Homotomidae was a family of small phloem-feeding bugs in the superfamily of jumping plantlice, but recently (2021) subsumed to the subfamily Homotominae in the family Carsidaridae.

==Hostplants==
The species in this family feed almost exclusively on plants of the Moraceae genus Ficus.
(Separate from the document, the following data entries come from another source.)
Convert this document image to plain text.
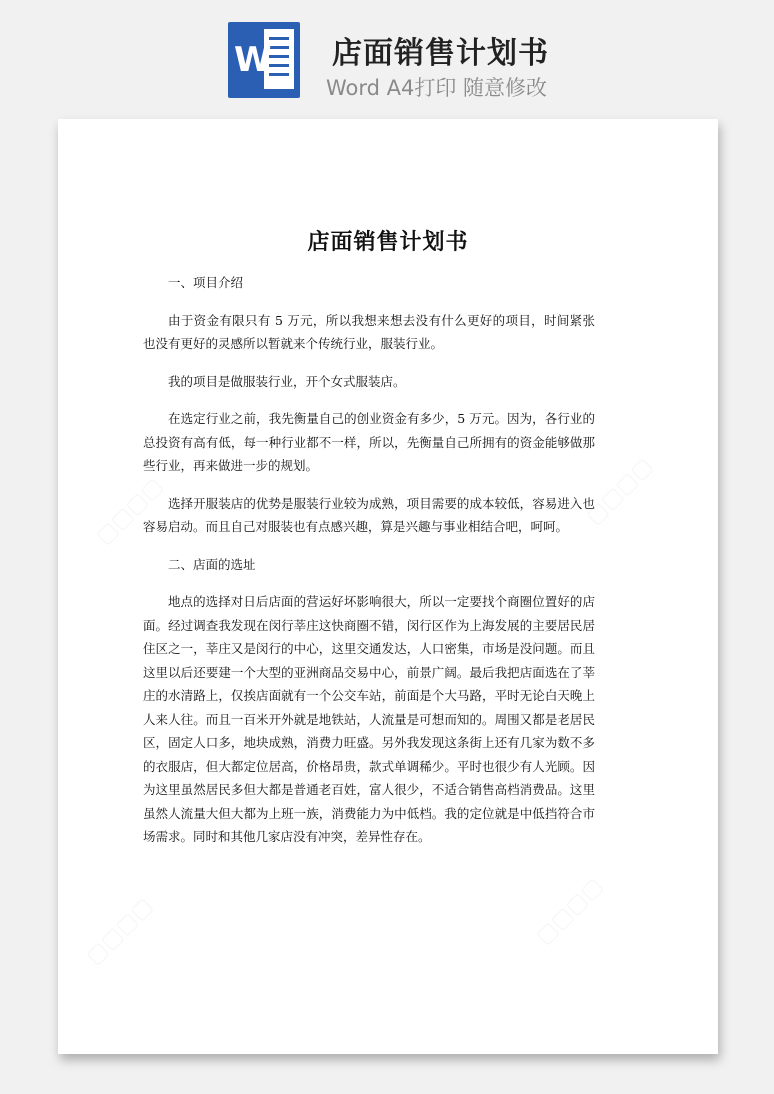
W 店面销售计划书
Word A4打印 随意修改
店面销售计划书

一、项目介绍

由于资金有限只有 5 万元，所以我想来想去没有什么更好的项目，时间紧张也没有更好的灵感所以暂就来个传统行业，服装行业。

我的项目是做服装行业，开个女式服装店。

在选定行业之前，我先衡量自己的创业资金有多少，5 万元。因为，各行业的总投资有高有低，每一种行业都不一样，所以，先衡量自己所拥有的资金能够做那些行业，再来做进一步的规划。

选择开服装店的优势是服装行业较为成熟，项目需要的成本较低，容易进入也容易启动。而且自己对服装也有点感兴趣，算是兴趣与事业相结合吧，呵呵。

二、店面的选址

地点的选择对日后店面的营运好坏影响很大，所以一定要找个商圈位置好的店面。经过调查我发现在闵行莘庄这快商圈不错，闵行区作为上海发展的主要居民居住区之一，莘庄又是闵行的中心，这里交通发达，人口密集，市场是没问题。而且这里以后还要建一个大型的亚洲商品交易中心，前景广阔。最后我把店面选在了莘庄的水清路上，仅挨店面就有一个公交车站，前面是个大马路，平时无论白天晚上人来人往。而且一百米开外就是地铁站，人流量是可想而知的。周围又都是老居民区，固定人口多，地块成熟，消费力旺盛。另外我发现这条街上还有几家为数不多的衣服店，但大都定位居高，价格昂贵，款式单调稀少。平时也很少有人光顾。因为这里虽然居民多但大都是普通老百姓，富人很少，不适合销售高档消费品。这里虽然人流量大但大都为上班一族，消费能力为中低档。我的定位就是中低挡符合市场需求。同时和其他几家店没有冲突，差异性存在。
The only exception is the genus Triozamia, with its three species feeding on different varieties of Antiaris toxicaria, also in the Moraceae family.

==Systematics==
Hollis & Broomfield (1989) propose the following classification within Homotomidae:

- subfamily Dynopsyllinae Becker-Migdisova, 1973
  - tribe Diceraopsyllini Hollis & Broomfield, 1989
    - Diceraopsylla Crawford, 1912 (1 sp.)
  - tribe Dynopsyllini Becker-Migdisova, 1973
    - subtribe Dynopsyllina Becker-Migdisova, 1973
      - Dynopsylla Crawford, 1913 (3 spp.)
      - Austrodynopsylla Hollis & Broomfield, 1989 (1 sp.)
    - subtribe Triozamiina Becker-Migdisova, 1973
      - Triozamia Vondráček, 1963 (3 spp.)
      - Afrodynopsylla Hollis & Broomfield, 1989 (1 sp.)
- subfamily Macrohomotominae White & Hodkinson, 1985
  - tribe Edenini Bhanotar, Ghosh & Ghosh, 1972
    - Mycopsylla Froggatt, 1901 (9 spp.)
  - tribe Macrohomotomini White & Hodkinson, 1985
    - Macrohomotoma Kuwayama, 1908 (14 spp.)
    - Pseudoeriopsylla Newstead, 1911 (6 spp.)
- subfamily Homotominae Heslop-Harrison, 1958
  - tribe Homotomini Heslop-Harrison, 1958
    - Homotoma Guérin-Méneville, 1844 (31 spp.)
  - tribe Synozini Becker-Migdisova, 1973
    - Synoza Enderlein, 1918 (3 spp.)